Financial Services Committee Unanimously Advances Meuser’s ACCESS Act of 2025

WASHINGTON, D.C. – In a 51-0 vote yesterday, the House Financial Services Committee approved H.R. 3645, the Amendment for Crowdfunding Capital Enhancement and Small-Business Support Act of 2025 (“ACCESS Act”), authored by Rep. Dan Meuser (PA-09). The bipartisan vote propels the measure to the full House floor, marking a significant step toward modernizing Regulation CF and expanding access to capital for America’s smallest businesses.
The ACCESS Act:
- Cuts red tape for entrepreneurs. It raises the threshold at which companies must obtain a costly financial-statement review by a public accountant from $100,000 to $250,000.
- Builds in flexibility. The bill lets the Securities and Exchange Commission bump that figure as high as $400,000 when recommended by the Offices of the Investor Advocate and Small Business Capital Formation Advocate, ensuring the rule keeps pace with inflation and marketplace realities.
Rep. Dan Meuser: “America’s entrepreneurs shouldn’t have to choose between raising the capital they need and paying accountants more than they plan to raise. The ACCESS Act updates outdated thresholds so the next great neighborhood brewery, tech start-up, or Main Street retailer can spend its first dollars on growth—not paperwork.”
Chairman French Hill: “Under Mr. Meuser's bill, issuers using crowdfunding exemption will only be required to file financial statements to be reviewed by an independent accountant for offerings over $250,000, as opposed to that current threshold of $100,000. I commend Mr. Meuser for drafting a bill that surgically right-sizes our security laws to lessen the burdens on those small businesses raising small amounts of capital.”

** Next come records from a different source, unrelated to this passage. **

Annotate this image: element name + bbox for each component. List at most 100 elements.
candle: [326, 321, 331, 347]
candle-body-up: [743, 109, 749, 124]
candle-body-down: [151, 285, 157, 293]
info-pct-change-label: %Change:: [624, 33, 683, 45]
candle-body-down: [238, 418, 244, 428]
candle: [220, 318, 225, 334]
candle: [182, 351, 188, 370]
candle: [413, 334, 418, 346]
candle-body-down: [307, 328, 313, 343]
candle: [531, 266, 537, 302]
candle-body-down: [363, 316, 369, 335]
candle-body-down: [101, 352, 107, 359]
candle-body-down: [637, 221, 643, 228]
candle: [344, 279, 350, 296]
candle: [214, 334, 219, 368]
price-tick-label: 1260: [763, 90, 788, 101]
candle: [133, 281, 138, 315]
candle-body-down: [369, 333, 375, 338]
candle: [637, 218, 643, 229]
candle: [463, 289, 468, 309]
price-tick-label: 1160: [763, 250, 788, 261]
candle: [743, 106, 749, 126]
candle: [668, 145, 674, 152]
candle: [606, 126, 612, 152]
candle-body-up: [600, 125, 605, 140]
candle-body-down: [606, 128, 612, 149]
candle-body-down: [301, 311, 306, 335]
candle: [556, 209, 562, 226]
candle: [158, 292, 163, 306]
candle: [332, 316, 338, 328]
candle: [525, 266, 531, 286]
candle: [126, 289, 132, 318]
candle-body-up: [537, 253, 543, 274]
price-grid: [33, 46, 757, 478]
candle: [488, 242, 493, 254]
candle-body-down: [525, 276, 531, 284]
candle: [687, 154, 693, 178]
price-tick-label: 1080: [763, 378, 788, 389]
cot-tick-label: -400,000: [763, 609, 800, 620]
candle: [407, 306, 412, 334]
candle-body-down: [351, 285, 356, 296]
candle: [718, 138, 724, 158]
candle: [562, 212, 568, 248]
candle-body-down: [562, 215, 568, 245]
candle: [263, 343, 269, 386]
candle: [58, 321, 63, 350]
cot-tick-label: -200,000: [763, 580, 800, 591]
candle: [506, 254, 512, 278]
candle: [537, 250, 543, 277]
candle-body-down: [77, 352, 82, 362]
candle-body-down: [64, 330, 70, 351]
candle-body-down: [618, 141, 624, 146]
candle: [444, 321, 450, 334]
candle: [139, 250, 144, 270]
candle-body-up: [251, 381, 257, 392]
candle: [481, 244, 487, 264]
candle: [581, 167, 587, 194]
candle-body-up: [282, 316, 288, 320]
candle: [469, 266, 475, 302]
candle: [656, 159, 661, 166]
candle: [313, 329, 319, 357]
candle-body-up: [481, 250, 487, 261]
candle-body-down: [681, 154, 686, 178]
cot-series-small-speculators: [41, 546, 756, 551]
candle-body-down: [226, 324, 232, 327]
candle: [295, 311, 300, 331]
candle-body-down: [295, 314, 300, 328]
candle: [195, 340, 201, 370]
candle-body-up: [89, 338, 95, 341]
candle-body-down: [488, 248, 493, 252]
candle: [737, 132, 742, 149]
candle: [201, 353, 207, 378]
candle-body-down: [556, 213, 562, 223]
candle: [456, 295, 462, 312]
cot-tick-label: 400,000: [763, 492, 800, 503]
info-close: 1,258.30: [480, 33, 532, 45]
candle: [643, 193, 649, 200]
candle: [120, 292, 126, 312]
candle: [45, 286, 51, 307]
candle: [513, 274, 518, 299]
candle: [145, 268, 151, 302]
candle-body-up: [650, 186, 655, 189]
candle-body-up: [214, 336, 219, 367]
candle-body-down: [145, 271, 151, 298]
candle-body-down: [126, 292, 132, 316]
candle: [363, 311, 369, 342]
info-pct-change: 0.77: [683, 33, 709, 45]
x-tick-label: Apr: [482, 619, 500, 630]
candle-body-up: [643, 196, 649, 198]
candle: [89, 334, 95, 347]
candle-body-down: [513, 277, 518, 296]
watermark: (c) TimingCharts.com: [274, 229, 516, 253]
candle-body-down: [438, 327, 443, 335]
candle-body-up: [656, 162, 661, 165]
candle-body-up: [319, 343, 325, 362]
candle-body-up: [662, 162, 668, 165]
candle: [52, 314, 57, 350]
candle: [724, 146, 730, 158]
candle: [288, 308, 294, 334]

Subcommittee on Capital Markets Chairman Ann Wager: “For many small businesses, regulation crowdfunding, or Reg CF, is the only realistic path for raising early-stage capital outside of friends and family. Unfortunately, the structure of the current rules often treats these micro-issuers like they're conducting multi-million-dollar offerings, and that is simply a mismatch, said The ACCESS Act makes a simple but important change. It updates the financial statement review threshold to better reflect the modest size and risk profile of most Reg CF offerings. This is not about rolling back investor protections. It's about right-sizing clients to fit the scale of capital being raised. When regulatory costs exceed 10% of the funds an entrepreneur is trying to raise, the rules aren't serving anyone, not issuers, not investors who want to access early-stage deals.”
Next Steps
Following today’s committee approval, H.R. 3645 heads to the House floor, where Rep. Meuser will seek swift passage.
Background
Regulation CF, created by the JOBS Act of 2012, allows everyday investors to back early-stage companies online. Yet many start-ups remain below the current $100,000 financial-review threshold, forcing them to choose between expensive compliance or forgoing crowdfunding altogether. The ACCESS Act updates the dollar amounts for the first time in over a decade and gives the SEC an on-ramp to adjust them in the future, ensuring the rule scales with the economy while maintaining robust investor safeguards.